If a correlation maps the relationship between one variable, say GNP, and another variable, like the population, a regression model can be thought to stack multiple relationships together to weave a more complex understanding. However, you still need to be wary of close co-variances! In our umbrella example, if you try to plug in both rainfall and umbrella usage, you will essentially be double-counting the same phenomenon measured in different ways. This will mess up your significance level, and could even break your model. So, if you have two variables which basically measure the same thing, it’s best to either merge them into a single metric or omit one of them.
Now: to code a regression model in R, first, decide what you want to name your regression. It can be anything, but for mine, I will keep it simple and call it reg_model1.
Now, go ahead and write:
reg_model1 <- lm(GNP ~ Population + Employed + Armed_Forces, data = longley)
There are a few conventions of the R language to remember here. First, you name things with an arrow, represented by “<-“.
In this regression, you do not need to use the format dataset$variable in order to retrieve your variables, because the final argument tells R which data you are looking at. (I know, the inconsistency annoys me too.)
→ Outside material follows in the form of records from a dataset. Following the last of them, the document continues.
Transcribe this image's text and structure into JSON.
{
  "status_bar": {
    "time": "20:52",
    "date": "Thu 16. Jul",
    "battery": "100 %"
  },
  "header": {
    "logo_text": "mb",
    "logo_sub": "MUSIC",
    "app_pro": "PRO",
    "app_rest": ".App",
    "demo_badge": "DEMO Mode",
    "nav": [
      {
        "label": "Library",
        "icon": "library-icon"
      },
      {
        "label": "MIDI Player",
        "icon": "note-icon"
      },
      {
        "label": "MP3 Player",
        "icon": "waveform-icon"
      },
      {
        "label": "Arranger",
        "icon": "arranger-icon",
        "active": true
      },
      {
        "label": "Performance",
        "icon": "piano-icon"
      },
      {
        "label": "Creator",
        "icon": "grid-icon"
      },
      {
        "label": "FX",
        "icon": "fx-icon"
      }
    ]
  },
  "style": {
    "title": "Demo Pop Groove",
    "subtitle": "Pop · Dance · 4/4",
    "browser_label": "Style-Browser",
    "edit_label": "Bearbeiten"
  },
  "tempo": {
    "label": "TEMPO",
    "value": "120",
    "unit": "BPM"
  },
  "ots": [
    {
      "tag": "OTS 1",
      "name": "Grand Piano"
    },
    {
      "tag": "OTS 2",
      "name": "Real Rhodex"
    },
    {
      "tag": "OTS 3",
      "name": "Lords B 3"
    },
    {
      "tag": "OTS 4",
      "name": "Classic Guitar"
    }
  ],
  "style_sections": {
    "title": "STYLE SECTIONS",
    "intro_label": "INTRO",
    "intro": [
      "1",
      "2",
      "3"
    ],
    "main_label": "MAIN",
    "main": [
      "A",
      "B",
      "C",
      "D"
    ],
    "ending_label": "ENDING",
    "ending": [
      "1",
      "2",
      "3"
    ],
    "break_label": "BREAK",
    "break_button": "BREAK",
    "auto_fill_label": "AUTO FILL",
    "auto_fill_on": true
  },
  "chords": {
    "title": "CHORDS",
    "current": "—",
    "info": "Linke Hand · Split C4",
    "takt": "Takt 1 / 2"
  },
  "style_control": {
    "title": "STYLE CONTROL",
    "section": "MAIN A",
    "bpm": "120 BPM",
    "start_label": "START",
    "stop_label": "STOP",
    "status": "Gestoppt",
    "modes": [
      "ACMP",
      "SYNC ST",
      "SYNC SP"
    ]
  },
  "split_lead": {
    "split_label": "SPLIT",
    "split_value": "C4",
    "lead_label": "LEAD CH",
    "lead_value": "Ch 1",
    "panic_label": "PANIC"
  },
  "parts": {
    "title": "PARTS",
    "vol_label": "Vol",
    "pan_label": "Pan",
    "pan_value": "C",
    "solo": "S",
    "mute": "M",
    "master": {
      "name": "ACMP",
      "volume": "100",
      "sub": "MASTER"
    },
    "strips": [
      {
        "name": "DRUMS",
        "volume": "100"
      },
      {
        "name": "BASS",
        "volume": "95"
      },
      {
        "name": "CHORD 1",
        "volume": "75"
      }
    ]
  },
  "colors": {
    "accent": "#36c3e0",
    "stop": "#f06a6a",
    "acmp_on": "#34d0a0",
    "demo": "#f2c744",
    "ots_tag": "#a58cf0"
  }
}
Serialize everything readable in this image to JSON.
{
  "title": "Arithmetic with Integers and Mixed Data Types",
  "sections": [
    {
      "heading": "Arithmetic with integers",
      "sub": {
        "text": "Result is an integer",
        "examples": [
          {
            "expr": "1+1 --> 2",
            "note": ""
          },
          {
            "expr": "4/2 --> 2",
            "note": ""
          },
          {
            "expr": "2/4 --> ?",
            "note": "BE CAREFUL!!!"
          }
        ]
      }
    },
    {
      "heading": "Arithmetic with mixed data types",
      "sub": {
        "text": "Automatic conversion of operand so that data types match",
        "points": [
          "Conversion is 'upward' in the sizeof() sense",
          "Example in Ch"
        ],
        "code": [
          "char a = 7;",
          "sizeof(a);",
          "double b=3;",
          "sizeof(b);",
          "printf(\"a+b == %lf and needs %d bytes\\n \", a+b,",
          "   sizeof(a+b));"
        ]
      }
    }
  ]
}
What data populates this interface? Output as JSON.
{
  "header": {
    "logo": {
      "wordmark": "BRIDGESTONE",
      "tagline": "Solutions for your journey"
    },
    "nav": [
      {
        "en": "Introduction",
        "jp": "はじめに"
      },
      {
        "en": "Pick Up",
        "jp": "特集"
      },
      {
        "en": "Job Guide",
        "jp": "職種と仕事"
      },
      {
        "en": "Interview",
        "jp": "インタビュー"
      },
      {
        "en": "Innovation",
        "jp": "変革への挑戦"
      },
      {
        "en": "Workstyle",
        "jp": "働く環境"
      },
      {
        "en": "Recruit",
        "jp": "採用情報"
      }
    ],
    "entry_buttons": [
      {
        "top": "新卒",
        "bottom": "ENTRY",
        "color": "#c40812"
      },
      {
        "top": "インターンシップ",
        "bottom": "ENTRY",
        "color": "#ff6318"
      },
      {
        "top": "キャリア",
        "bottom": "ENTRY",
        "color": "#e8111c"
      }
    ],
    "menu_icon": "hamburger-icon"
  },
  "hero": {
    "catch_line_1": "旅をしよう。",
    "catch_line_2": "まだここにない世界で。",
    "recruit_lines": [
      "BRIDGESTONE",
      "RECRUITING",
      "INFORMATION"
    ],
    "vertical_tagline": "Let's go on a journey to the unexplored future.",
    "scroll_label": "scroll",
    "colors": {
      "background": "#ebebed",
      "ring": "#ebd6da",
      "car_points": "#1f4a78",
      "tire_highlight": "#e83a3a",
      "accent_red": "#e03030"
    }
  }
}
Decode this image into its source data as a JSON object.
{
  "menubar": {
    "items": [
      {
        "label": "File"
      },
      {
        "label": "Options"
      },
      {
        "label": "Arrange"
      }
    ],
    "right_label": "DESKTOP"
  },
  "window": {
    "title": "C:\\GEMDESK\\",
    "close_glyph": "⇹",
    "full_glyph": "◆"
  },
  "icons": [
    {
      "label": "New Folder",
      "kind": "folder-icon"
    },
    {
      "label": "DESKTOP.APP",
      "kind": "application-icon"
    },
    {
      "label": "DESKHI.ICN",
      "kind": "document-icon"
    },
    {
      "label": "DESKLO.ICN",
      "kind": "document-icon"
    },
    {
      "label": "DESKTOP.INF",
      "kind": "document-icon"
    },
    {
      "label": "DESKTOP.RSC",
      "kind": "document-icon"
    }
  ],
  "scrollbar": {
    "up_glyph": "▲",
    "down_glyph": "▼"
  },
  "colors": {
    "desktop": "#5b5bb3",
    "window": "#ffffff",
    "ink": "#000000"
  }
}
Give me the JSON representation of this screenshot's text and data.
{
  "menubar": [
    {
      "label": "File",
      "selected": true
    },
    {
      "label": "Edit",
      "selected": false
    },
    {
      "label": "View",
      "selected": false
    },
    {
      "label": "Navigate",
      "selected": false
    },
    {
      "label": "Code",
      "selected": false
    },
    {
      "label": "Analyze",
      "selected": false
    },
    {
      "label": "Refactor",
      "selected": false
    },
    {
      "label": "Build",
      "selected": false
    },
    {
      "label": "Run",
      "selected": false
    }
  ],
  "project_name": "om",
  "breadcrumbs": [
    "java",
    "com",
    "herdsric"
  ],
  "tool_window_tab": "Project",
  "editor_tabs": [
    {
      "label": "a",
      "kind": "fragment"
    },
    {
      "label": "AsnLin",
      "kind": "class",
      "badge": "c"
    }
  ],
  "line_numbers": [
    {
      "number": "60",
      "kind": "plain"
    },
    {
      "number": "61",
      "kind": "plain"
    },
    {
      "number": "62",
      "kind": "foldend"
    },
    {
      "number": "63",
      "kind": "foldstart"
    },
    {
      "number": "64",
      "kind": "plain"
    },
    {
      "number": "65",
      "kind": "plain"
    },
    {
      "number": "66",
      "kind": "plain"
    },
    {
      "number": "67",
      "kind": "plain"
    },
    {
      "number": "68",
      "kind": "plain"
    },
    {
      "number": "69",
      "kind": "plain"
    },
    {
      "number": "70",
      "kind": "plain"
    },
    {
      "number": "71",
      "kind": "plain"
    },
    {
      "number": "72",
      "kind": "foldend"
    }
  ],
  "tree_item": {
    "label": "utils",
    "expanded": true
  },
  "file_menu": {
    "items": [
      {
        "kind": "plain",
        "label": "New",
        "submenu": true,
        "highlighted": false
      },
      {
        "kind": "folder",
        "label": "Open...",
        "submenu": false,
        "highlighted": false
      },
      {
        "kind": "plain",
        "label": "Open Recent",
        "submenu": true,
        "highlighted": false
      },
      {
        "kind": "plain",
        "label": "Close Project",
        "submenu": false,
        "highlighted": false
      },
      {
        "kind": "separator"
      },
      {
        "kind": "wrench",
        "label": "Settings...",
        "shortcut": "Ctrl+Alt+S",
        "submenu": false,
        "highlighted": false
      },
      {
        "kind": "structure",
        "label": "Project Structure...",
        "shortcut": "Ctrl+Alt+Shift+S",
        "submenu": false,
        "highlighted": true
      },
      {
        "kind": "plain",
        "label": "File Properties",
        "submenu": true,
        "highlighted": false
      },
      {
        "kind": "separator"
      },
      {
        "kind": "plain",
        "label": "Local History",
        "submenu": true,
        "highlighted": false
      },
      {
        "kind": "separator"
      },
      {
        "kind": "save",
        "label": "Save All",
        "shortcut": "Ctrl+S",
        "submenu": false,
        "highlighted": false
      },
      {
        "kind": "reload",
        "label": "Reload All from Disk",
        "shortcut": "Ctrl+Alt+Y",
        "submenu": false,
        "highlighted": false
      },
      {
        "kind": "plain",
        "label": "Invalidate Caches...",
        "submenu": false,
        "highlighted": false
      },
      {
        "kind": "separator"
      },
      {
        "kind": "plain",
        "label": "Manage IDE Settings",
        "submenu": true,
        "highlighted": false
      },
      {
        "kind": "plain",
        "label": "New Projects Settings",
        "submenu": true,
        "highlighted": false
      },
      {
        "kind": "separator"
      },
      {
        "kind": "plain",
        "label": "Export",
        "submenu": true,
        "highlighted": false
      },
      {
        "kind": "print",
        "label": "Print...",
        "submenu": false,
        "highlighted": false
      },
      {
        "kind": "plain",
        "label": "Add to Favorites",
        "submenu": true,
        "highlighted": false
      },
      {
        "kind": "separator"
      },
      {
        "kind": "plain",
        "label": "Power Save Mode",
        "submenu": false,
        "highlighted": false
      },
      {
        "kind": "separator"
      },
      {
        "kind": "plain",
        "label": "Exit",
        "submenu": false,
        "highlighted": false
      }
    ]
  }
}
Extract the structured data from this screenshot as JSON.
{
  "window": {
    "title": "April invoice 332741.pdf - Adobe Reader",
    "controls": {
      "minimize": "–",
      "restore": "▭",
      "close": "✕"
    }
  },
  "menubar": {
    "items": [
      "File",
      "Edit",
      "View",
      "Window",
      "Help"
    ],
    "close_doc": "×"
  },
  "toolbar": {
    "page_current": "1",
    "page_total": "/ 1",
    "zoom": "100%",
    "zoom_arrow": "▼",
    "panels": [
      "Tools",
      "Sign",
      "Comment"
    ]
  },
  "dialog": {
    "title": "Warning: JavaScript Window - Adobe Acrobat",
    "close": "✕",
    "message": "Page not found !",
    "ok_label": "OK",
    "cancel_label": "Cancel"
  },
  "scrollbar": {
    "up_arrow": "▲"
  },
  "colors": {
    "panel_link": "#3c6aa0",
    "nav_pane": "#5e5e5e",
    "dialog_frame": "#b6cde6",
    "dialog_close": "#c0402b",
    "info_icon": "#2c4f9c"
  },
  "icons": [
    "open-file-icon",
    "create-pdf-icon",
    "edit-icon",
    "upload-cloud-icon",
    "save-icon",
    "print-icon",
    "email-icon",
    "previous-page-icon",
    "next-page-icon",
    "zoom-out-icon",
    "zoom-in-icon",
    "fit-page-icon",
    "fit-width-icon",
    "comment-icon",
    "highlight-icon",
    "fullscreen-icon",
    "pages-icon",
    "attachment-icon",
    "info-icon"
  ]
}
Run this regression model, and if you have done it correctly, you should see the name of your regression pop up in your global environment. Next, type: summary(reg_model1), which should give you something like:
Call: lm(formula = GNP ~ Employed + Armed.Forces, data = longley)
Residuals:
Min 1Q Median 3Q Max
-39.210 -12.123 0.953 14.588 23.508
Coefficients:
Estimate Std. Error t value Pr(>|t|)
(Intercept) -1.432e+03 9.647e+01 -14.850 1.56e-09 ***
Employed 2.789e+01 1.594e+00 17.498 2.04e-10 ***
Armed.Forces -6.047e-03 8.044e-02 -0.075 0.941 ---
Signif. codes: 0 ‘***’ 0.001 ‘**’ 0.01 ‘*’ 0.05 ‘.’ 0.1 ‘ ’ 1
Residual standard error: 19.28 on 13 degrees of freedom
Multiple R-squared: 0.9674, Adjusted R-squared: 0.9624
F-statistic: 192.8 on 2 and 13 DF, p-value: 2.172e-10
You should be able to understand most of this using the previous statistics overview, but let’s go more in depth about P values.
To better understand P-values and significance, think of a six-sided die: Say that as a researcher, you decide you want to run a series of trials to determine if a given die is weighted unfairly. In this case, your null hypothesis is that the die is fair, and the alternative hypothesis is that the die is weighted. You roll it once, and you get a six. Now, you can go out and say that the die rolled a 6 in 100% of the trials, but this isn’t very impressive. The P value in this case will still be 1, which is as high as a P value gets. Remember, the lower the P value is, the more evidence you have. If you run six trials, and on each roll, you get a different number between 1 and 6, your P-value will stay 1, because your experiment perfectly aligns with the null hypothesis. However, say you run 100 trials, and in 92% of them, the die gives a 6. In this case, the P-value will be incredibly low, which means you have significant evidence to support the claim that the die is weighted! An easy way to quickly understand your significance is to look at the asterisks, aka ‘stars’ next to your results.
A single asterisk represents a P value below .05, meaning there is less than a 5% chance the die just happened to roll in the way it did. Two asterisks means there is less than a 1% chance, and three asterisks means there is less than a .1% chance. Great! But what if you want to look at a more specific dataset you found online?
(By the way, you can find a huge list of publicly available datasets here: https://github.com/awesomedata/awesome-public-datasets)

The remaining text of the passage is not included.